Secara terperinci, mobil penumpang dan kendaraan bermotor lainnya untuk mengangkut orang (selain pos 87.02) termasuk station wagon dan mobil balap (HS 8703).
Berikutnya, alas kaki (HS 6404, HS 6403, HS 6402), CPO dan fraksinya, baik dimurnikan atau tidak, tetapi tidak dimodifikasi secara kimia (HS 1511).
Berikutnya, lemari pendingin, pembeku, dan peralatan pendingin atau pembeku lainnya, listrik atau bukan listrik, pompa panas selain mesin AC pos 84.15 (HS 8414), kertas dan karton, serta kelompoknya (HS 4802).
Lalu, margarin (HS 1517). Cengkeh, baik dalam bunga utuh, buah utuh, bunga cengkeh, maupun tangkainya (HS 0907). Serta, mesin cetak dan kelompoknya (HS 8443).
“Ini semua sudah mendapatkan referensi akses pasar yang sangat amat bagus. Jadi hampir semuanya sudah 0%. Nanti akan diberikan komitmen bea masuk 0%,” jelas Djatmiko dalam Media Briefing IP-CEPA di Kantor Kementerian Perdagangan (Kemendag), Jakarta, Selasa (12/8/2025).
Adapun, pengenaan bea masuk 0% dari adanya IP-CEPA ini akan mulai berlaku tergantung dari jadwal kesepakatan. “Ada yang di hari pertama, ada yang nanti di tahun ke-2, dan tahun ke-3. Tapi hampir semuanya mendapat 0%,” terangnya.
Mengacu data Kemendag, terdapat lima komoditas utama ekspor Indonesia ke Peru pada 2024. Mereka di antaranya, mobil dan kendaraan bermotor lainnya senilai US$120,8 juta, alas kaki/sol karet bagian atas tekstil US$21,8 juta.
Lalu, ada minyak sawit dan pecahannya senilai US$21,4 juta, lemari es dan pompa panas non-AC senilai US$16,5 juta, serta alas kaki bagian atas kulit senilai US$14,9 juta.
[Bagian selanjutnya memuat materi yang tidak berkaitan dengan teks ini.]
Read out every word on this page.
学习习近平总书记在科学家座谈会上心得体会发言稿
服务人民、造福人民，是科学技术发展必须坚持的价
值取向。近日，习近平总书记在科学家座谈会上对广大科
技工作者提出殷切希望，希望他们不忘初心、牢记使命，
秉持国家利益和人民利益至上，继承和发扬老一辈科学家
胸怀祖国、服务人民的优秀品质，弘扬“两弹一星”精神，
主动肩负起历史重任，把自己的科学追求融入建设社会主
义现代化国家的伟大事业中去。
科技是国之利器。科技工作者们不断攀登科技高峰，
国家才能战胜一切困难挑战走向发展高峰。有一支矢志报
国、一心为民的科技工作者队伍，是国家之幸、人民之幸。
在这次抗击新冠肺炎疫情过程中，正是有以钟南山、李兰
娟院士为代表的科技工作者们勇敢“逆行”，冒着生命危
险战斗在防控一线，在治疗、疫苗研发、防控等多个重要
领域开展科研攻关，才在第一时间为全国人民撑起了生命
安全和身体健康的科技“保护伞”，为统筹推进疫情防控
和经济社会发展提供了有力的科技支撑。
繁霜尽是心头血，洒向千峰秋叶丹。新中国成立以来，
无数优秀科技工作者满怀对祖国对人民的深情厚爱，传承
Sementara itu, Kemendag mencatat sebanyak lima komoditas impor Peru yang masuk ke pasar Tanah Air pada 2024. Berdasarkan catatan Kemendag, biji kakao menjadi komoditas dengan nilai impor tertinggi pada 2024, yakni mencapai US$87,6 juta.
Djatmiko menjelaskan bahwa biji kakao menjadi komoditas impor tertinggi lantaran untuk memenuhi kebutuhan industri dalam negeri guna diolah menjadi pasta atau produk lainnya.
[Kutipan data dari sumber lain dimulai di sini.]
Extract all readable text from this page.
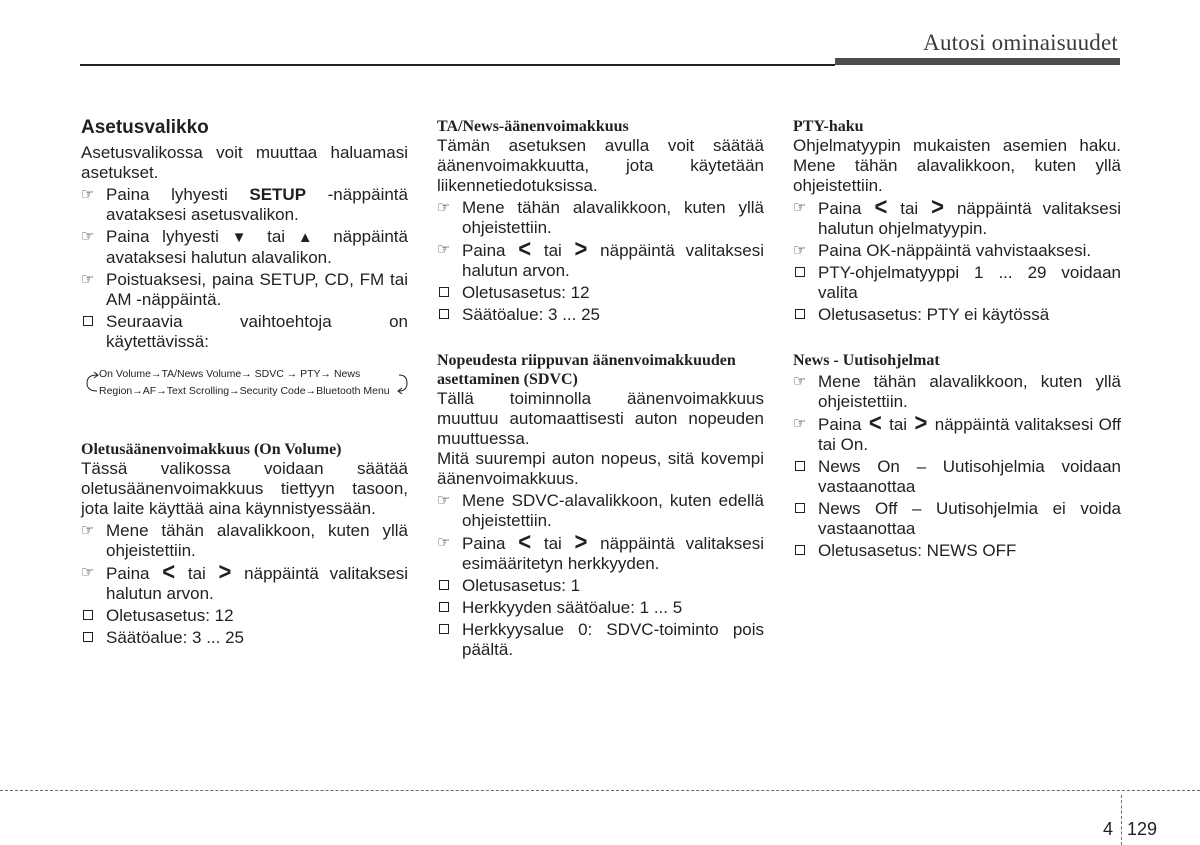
Autosi ominaisuudet
Asetusvalikko

Asetusvalikossa voit muuttaa haluamasi asetukset.

☞ Paina lyhyesti SETUP -näppäintä avataksesi asetusvalikon.
☞ Paina lyhyesti ▼ tai ▲ näppäintä avataksesi halutun alavalikon.
☞ Poistuaksesi, paina SETUP, CD, FM tai AM -näppäintä.
Seuraavia vaihtoehtoja on käytettävissä:
On Volume→TA/News Volume→ SDVC → PTY→ News
Region→AF→Text Scrolling→Security Code→Bluetooth Menu
Oletusäänenvoimakkuus (On Volume)

Tässä valikossa voidaan säätää oletusäänenvoimakkuus tiettyyn tasoon, jota laite käyttää aina käynnistyessään.

☞ Mene tähän alavalikkoon, kuten yllä ohjeistettiin.
☞ Paina < tai > näppäintä valitaksesi halutun arvon.
Oletusasetus: 12
Säätöalue: 3 ... 25
TA/News-äänenvoimakkuus

Tämän asetuksen avulla voit säätää äänenvoimakkuutta, jota käytetään liikennetiedotuksissa.

☞ Mene tähän alavalikkoon, kuten yllä ohjeistettiin.
☞ Paina < tai > näppäintä valitaksesi halutun arvon.
Oletusasetus: 12
Säätöalue: 3 ... 25
Nopeudesta riippuvan äänenvoimakkuuden asettaminen (SDVC)

Tällä toiminnolla äänenvoimakkuus muuttuu automaattisesti auton nopeuden muuttuessa.

Mitä suurempi auton nopeus, sitä kovempi äänenvoimakkuus.

☞ Mene SDVC-alavalikkoon, kuten edellä ohjeistettiin.
☞ Paina < tai > näppäintä valitaksesi esimääritetyn herkkyyden.
Oletusasetus: 1
Herkkyyden säätöalue: 1 ... 5
Herkkyysalue 0: SDVC-toiminto pois päältä.
PTY-haku

Ohjelmatyypin mukaisten asemien haku. Mene tähän alavalikkoon, kuten yllä ohjeistettiin.

☞ Paina < tai > näppäintä valitaksesi halutun ohjelmatyypin.
☞ Paina OK-näppäintä vahvistaaksesi.
PTY-ohjelmatyyppi 1 ... 29 voidaan valita
Oletusasetus: PTY ei käytössä
News - Uutisohjelmat
☞ Mene tähän alavalikkoon, kuten yllä ohjeistettiin.
☞ Paina < tai > näppäintä valitaksesi Off tai On.
News On – Uutisohjelmia voidaan vastaanottaa
News Off – Uutisohjelmia ei voida vastaanottaa
Oletusasetus: NEWS OFF
4 129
“Karena memang industri pengolahan kakao di Indonesia sudah sedemikian berkembang. Kebutuhan pasokan dalam negeri sudah tidak mampu mencukupi kebutuhan industri sehingga kita perlu mengimpor biji kakao [dari Peru],” tuturnya.
Komoditas lainnya adalah impor batu bara/bahan bakar padat sejenis US$15,6 juta, pupuk mineral, fosfat US$14,1 juta, anggur segar atau kering US$11,5 juta, dan seng yang tidak ditempa senilai US$5 juta pada 2024.